Maria-Teresa

M’emparant d’une chaise près de la fenêtre de la cuisine, je m’assis pour commencer à peler un oignon. Après avoir ôté ma chemise couleur thé, je me mis à caresser sa peau toute lisse de mes deux mains.
J’éprouvai une telle gratitude pour cet oignon. Tout en rendant grâce à Dieu, s’il se trouvait quelque part – grâce pour ce jour ordinaire, cet autre jour qui bientôt prendrait fin.

— Eh bien Maria Teresa, que vas-tu faire de tous ces oignons que tu as pelés ?
J’entendis la voix d’Anna, ma sœur aînée. Une voix un peu lasse, au demeurant gentille.
— Mais Anna, tu ne te souviens pas ? gloussa Dina, ma deuxième sœur, la voix chargée de souvenirs. Quand elle n’a pas pu s’arrêter d’écosser les fèves, nous en avons soupé pendant trois jours et trois nuits. Tu sais, à la maison de Grizzana…
Ah, oui, en effet, je vois, je vois. D’une armoire nommée « Réminiscence », les deux sœurs tirèrent avec nonchalance différents vêtements du nom de « Souvenirs ». Cardigans amples, manteaux bouffants. Son pull préféré, « Marione », s’était défait avec le passage du temps. Une veste sans vie, « Yakka » : celle de son frère. Dina essaya de l’enfiler.
— Je me demande bien ce que notre frère lui trouve… elle n’a pourtant rien de spécial, non ?
— Mais c’est justement pour ça qu’il l’adore ! répondit Anna en riant.
Je souris et acquiesçai timidement. Oui, voilà pourquoi notre frère pouvait porter avec lenteur à sa bouche cette soupe si triviale aux oignons frits, couleur de bonbon, en arquant un peu le dos, sans dire un mot quant au fait que nous lui servions toujours la même chose.

Les lueurs du soir enveloppaient notre vieil appartement de la Via Fondazza, semblables à un sorbet à la pêche.
Anna était assise près du poêle, activant ses aiguilles à tricoter sur son ouvrage, quant à Dina, elle tournait le cadran de la radio pour la régler sur l’Unione Radiofonica. Maria Callas chantait « Mon Père ». Moi, je préparais la soupe à l’oignon dans la casserole que je venais de beurrer.

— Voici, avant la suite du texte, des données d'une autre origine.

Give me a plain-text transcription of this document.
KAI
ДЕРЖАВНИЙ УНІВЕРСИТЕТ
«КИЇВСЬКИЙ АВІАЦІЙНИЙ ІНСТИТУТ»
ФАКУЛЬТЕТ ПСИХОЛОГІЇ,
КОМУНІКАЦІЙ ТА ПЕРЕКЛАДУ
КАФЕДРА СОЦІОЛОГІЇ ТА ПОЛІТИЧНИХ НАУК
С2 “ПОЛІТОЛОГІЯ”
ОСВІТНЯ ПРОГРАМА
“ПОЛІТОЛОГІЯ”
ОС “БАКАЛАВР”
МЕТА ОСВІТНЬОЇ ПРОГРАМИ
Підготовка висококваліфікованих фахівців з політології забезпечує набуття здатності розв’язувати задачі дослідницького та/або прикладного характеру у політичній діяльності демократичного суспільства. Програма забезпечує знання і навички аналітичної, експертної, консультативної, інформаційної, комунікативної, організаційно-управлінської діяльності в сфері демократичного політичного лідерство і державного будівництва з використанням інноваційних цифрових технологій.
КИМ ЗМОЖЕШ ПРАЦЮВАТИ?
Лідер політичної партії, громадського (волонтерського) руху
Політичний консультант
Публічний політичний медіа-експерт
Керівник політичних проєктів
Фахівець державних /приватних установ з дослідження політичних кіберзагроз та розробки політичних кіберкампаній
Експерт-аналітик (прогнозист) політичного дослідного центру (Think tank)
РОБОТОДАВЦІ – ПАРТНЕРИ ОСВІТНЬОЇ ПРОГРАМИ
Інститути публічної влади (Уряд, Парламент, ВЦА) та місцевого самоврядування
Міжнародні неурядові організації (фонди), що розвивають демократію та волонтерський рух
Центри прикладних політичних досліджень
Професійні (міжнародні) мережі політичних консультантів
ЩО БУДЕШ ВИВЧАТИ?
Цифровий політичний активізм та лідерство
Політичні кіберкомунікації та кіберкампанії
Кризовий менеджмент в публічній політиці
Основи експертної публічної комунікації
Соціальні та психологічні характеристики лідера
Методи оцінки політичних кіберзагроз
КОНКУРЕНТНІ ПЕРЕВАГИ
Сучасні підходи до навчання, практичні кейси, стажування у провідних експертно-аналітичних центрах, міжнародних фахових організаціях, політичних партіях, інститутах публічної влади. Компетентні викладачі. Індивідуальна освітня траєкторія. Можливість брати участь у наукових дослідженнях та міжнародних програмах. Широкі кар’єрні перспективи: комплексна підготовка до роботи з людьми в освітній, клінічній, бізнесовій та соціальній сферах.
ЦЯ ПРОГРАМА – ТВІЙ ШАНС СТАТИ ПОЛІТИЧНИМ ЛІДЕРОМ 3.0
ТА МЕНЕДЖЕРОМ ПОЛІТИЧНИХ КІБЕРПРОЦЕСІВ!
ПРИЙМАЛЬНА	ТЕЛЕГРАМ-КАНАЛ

— Où est passé notre frère ? fis-je. Que peut-il bien fabriquer ?
— Il est encore dans son atelier, comme à son habitude. En grande conversation avec ses amies, répondit Anna sans lâcher ses aiguilles.
Ses chères amies… Ses natures mortes, qu’il avait observées la plus grande partie de sa vie et reproduites sur ses toiles. Bouteilles élancées, récipients ronds, goulots longs, formes ramassées, vases, pots, tasses, bols, cruches. Sur sa table, son étagère, sa chaise, serrés, dressés, indistinctement, pudiquement. Aujourd’hui encore, notre frère avait parlé du matin au soir à ses objets taciturnes, son regard plongé dans le leur. Des conversations riches, sans voix, sans paroles, audibles des seules oreilles du cœur.

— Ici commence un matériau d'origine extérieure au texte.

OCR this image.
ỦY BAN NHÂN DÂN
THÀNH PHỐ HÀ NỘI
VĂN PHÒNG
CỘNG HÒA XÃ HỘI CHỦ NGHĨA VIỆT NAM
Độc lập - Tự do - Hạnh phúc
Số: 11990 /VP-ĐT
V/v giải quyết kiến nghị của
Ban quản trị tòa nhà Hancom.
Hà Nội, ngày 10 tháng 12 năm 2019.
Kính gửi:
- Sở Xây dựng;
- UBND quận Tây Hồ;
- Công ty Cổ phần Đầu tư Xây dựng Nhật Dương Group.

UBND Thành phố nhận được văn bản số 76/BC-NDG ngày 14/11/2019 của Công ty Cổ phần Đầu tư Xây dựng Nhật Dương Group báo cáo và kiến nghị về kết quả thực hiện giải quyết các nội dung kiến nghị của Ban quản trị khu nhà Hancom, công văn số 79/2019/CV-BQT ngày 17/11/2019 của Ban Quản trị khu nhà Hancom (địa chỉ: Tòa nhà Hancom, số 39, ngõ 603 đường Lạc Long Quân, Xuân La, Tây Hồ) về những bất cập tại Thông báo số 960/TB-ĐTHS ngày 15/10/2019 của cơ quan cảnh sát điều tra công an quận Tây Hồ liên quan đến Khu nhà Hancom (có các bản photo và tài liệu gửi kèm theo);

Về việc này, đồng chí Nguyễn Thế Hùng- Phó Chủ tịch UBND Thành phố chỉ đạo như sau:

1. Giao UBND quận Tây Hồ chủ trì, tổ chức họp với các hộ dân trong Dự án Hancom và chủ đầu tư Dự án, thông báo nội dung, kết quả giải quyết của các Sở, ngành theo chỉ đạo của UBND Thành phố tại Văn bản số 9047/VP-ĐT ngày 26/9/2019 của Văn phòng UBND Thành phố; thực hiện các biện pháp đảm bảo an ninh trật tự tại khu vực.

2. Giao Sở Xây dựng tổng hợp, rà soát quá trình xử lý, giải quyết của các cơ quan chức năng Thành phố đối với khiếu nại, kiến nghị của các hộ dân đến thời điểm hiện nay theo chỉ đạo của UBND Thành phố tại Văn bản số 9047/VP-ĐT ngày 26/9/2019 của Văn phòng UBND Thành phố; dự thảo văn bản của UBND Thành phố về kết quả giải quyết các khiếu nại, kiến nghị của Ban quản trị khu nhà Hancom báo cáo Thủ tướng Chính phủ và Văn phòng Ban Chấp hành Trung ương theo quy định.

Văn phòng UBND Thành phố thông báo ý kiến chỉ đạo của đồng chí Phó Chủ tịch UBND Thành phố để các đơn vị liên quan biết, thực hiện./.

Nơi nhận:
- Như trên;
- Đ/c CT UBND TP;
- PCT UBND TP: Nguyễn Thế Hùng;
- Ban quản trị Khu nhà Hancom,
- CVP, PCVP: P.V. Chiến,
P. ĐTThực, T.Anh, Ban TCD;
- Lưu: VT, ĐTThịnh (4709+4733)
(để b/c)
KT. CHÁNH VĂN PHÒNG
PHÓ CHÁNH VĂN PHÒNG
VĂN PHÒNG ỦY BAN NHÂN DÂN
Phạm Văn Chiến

Sur la toile, tous avaient l’air semblable, et pourtant, ils n’en possédaient pas moins une singularité rafraîchissante. Une singularité palpable, au point que l’on pouvait fermer les yeux et, malgré tout, parvenir à la percevoir derrière ses paupières.

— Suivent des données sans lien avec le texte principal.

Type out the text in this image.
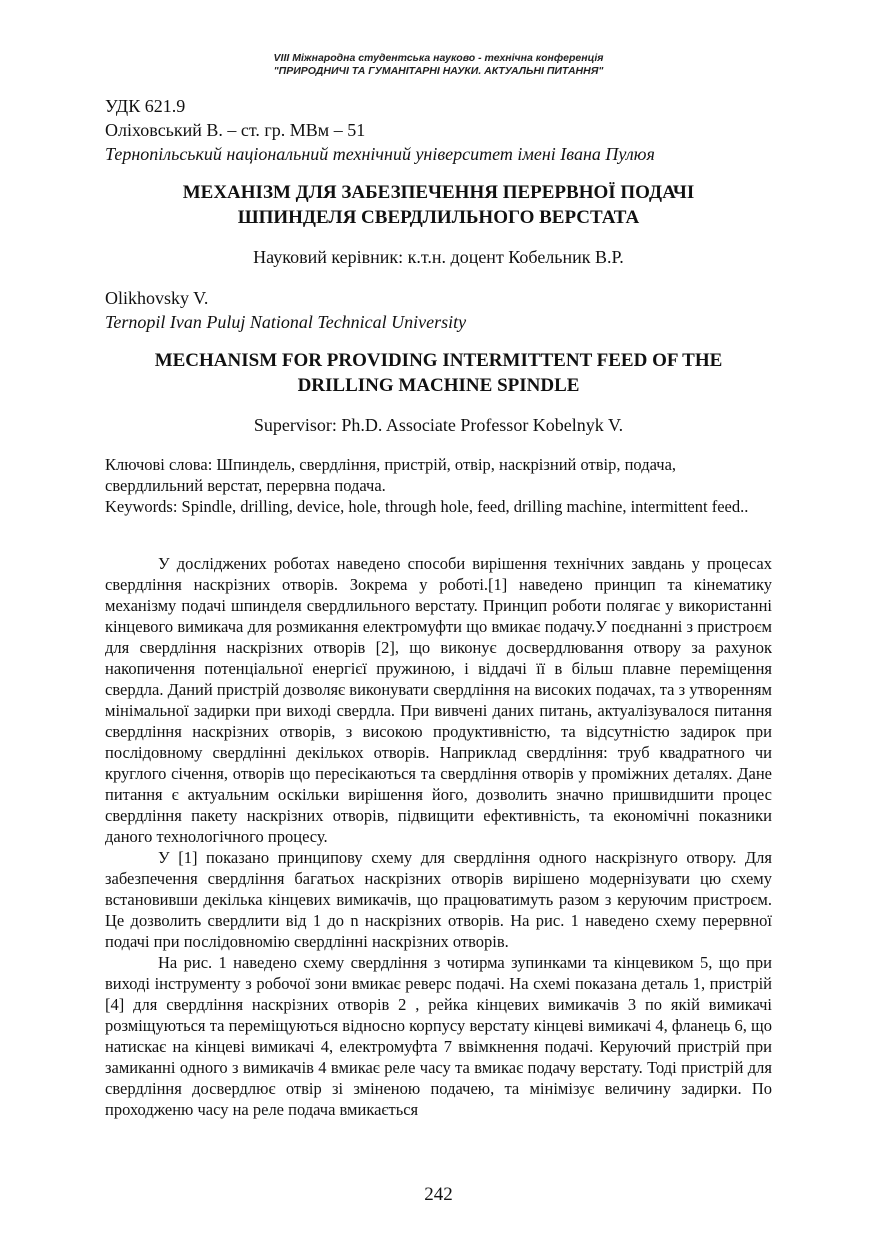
VIII Міжнародна студентська науково - технічна конференція
"ПРИРОДНИЧІ ТА ГУМАНІТАРНІ НАУКИ. АКТУАЛЬНІ ПИТАННЯ"
УДК 621.9
Оліховський В. – ст. гр. МВм – 51
Тернопільський національний технічний університет імені Івана Пулюя
МЕХАНІЗМ ДЛЯ ЗАБЕЗПЕЧЕННЯ ПЕРЕРВНОЇ ПОДАЧІ
ШПИНДЕЛЯ СВЕРДЛИЛЬНОГО ВЕРСТАТА
Науковий керівник: к.т.н. доцент Кобельник В.Р.
Olikhovsky V.
Ternopil Ivan Puluj National Technical University
MECHANISM FOR PROVIDING INTERMITTENT FEED OF THE
DRILLING MACHINE SPINDLE
Supervisor: Ph.D. Associate Professor Kobelnyk V.
Ключові слова: Шпиндель, свердління, пристрій, отвір, наскрізний отвір, подача, свердлильний верстат, перервна подача.
Keywords: Spindle, drilling, device, hole, through hole, feed, drilling machine, intermittent feed..

У досліджених роботах наведено способи вирішення технічних завдань у процесах свердління наскрізних отворів. Зокрема у роботі.[1] наведено принцип та кінематику механізму подачі шпинделя свердлильного верстату. Принцип роботи полягає у використанні кінцевого вимикача для розмикання електромуфти що вмикає подачу.У поєднанні з пристроєм для свердління наскрізних отворів [2], що виконує досвердлювання отвору за рахунок накопичення потенціальної енергієї пружиною, і віддачі її в більш плавне переміщення свердла. Даний пристрій дозволяє виконувати свердління на високих подачах, та з утворенням мінімальної задирки при виході свердла. При вивчені даних питань, актуалізувалося питання свердління наскрізних отворів, з високою продуктивністю, та відсутністю задирок при послідовному свердлінні декількох отворів. Наприклад свердління: труб квадратного чи круглого січення, отворів що пересікаються та свердління отворів у проміжних деталях. Дане питання є актуальним оскільки вирішення його, дозволить значно пришвидшити процес свердління пакету наскрізних отворів, підвищити ефективність, та економічні показники даного технологічного процесу.

У [1] показано принципову схему для свердління одного наскрізнуго отвору. Для забезпечення свердління багатьох наскрізних отворів вирішено модернізувати цю схему встановивши декілька кінцевих вимикачів, що працюватимуть разом з керуючим пристроєм. Це дозволить свердлити від 1 до n наскрізних отворів. На рис. 1 наведено схему перервної подачі при послідовномію свердлінні наскрізних отворів.

На рис. 1 наведено схему свердління з чотирма зупинками та кінцевиком 5, що при виході інструменту з робочої зони вмикає реверс подачі. На схемі показана деталь 1, пристрій [4] для свердління наскрізних отворів 2 , рейка кінцевих вимикачів 3 по якій вимикачі розміщуються та переміщуються відносно корпусу верстату кінцеві вимикачі 4, фланець 6, що натискає на кінцеві вимикачі 4, електромуфта 7 ввімкнення подачі. Керуючий пристрій при замиканні одного з вимикачів 4 вмикає реле часу та вмикає подачу верстату. Тоді пристрій для свердління досвердлює отвір зі зміненою подачею, та мінімізує величину задирки. По проходженю часу на реле подача вмикається

242
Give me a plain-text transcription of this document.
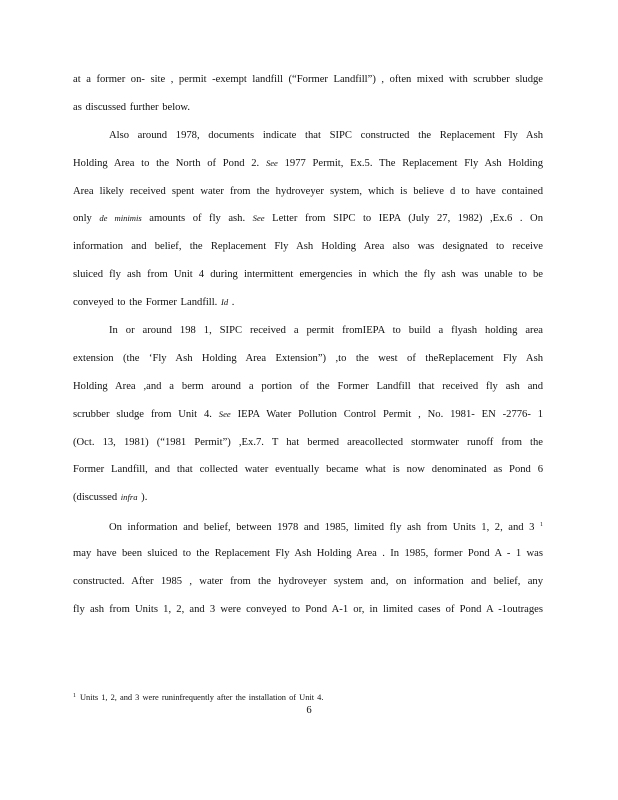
at a former on- site , permit -exempt landfill (“Former Landfill”) , often mixed with scrubber sludge
as discussed further below.
Also around 1978, documents indicate that SIPC constructed the Replacement Fly Ash
Holding Area to the North of Pond 2. See 1977 Permit, Ex.5. The Replacement Fly Ash Holding
Area likely received spent water from the hydroveyer system, which is believe d to have contained
only de minimis amounts of fly ash. See Letter from SIPC to IEPA (July 27, 1982) ,Ex.6 . On
information and belief, the Replacement Fly Ash Holding Area also was designated to receive
sluiced fly ash from Unit 4 during intermittent emergencies in which the fly ash was unable to be
conveyed to the Former Landfill. Id .
In or around 198 1, SIPC received a permit fromIEPA to build a flyash holding area
extension (the ‘Fly Ash Holding Area Extension”) ,to the west of theReplacement Fly Ash
Holding Area ,and a berm around a portion of the Former Landfill that received fly ash and
scrubber sludge from Unit 4. See IEPA Water Pollution Control Permit , No. 1981- EN -2776- 1
(Oct. 13, 1981) (“1981 Permit”) ,Ex.7. T hat bermed areacollected stormwater runoff from the
Former Landfill, and that collected water eventually became what is now denominated as Pond 6
(discussed infra ).
On information and belief, between 1978 and 1985, limited fly ash from Units 1, 2, and 3 $^1$
may have been sluiced to the Replacement Fly Ash Holding Area . In 1985, former Pond A - 1 was
constructed. After 1985 , water from the hydroveyer system and, on information and belief, any
fly ash from Units 1, 2, and 3 were conveyed to Pond A-1 or, in limited cases of Pond A -1outrages
$^1$ Units 1, 2, and 3 were runinfrequently after the installation of Unit 4.
6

— Si ça se trouve, il peint les Apôtres ? chuchota Anna, qui continuait à agiter ses aiguilles. Il a dû leur trouver quelque chose de sacré, à ses bouteilles, ses tasses et ses cruches…
— Les Apôtres, ou bien des anges… ajouta Dina dans un murmure, tout en écoutant la radio. Ces couleurs, cette grâce, ces postures… ce doit être une nuée d’anges.
Je jetai un œil à ma casserole frémissante et ajoutai à voix basse, pour moi-même : « Pas du tout. Ce doivent être nos sœurs. »

Sentant l’air de la nuit s’insinuer dans la pièce, j’allai fermer la fenêtre coulissante de l’atelier.
À travers la vitre sombre, j’aperçus le reflet de mon frère à son chevalet, comme une apparition.
Le poste de radio diffusait la mélodie d’un violon. J’ouvris doucement la fenêtre ; mon souffle était opaque.
La neige tombait, parant de blanc pur les maisons le long de la rue, avec leurs toits en tuiles vermillon. 
Tout était infiniment silencieux, infiniment pur.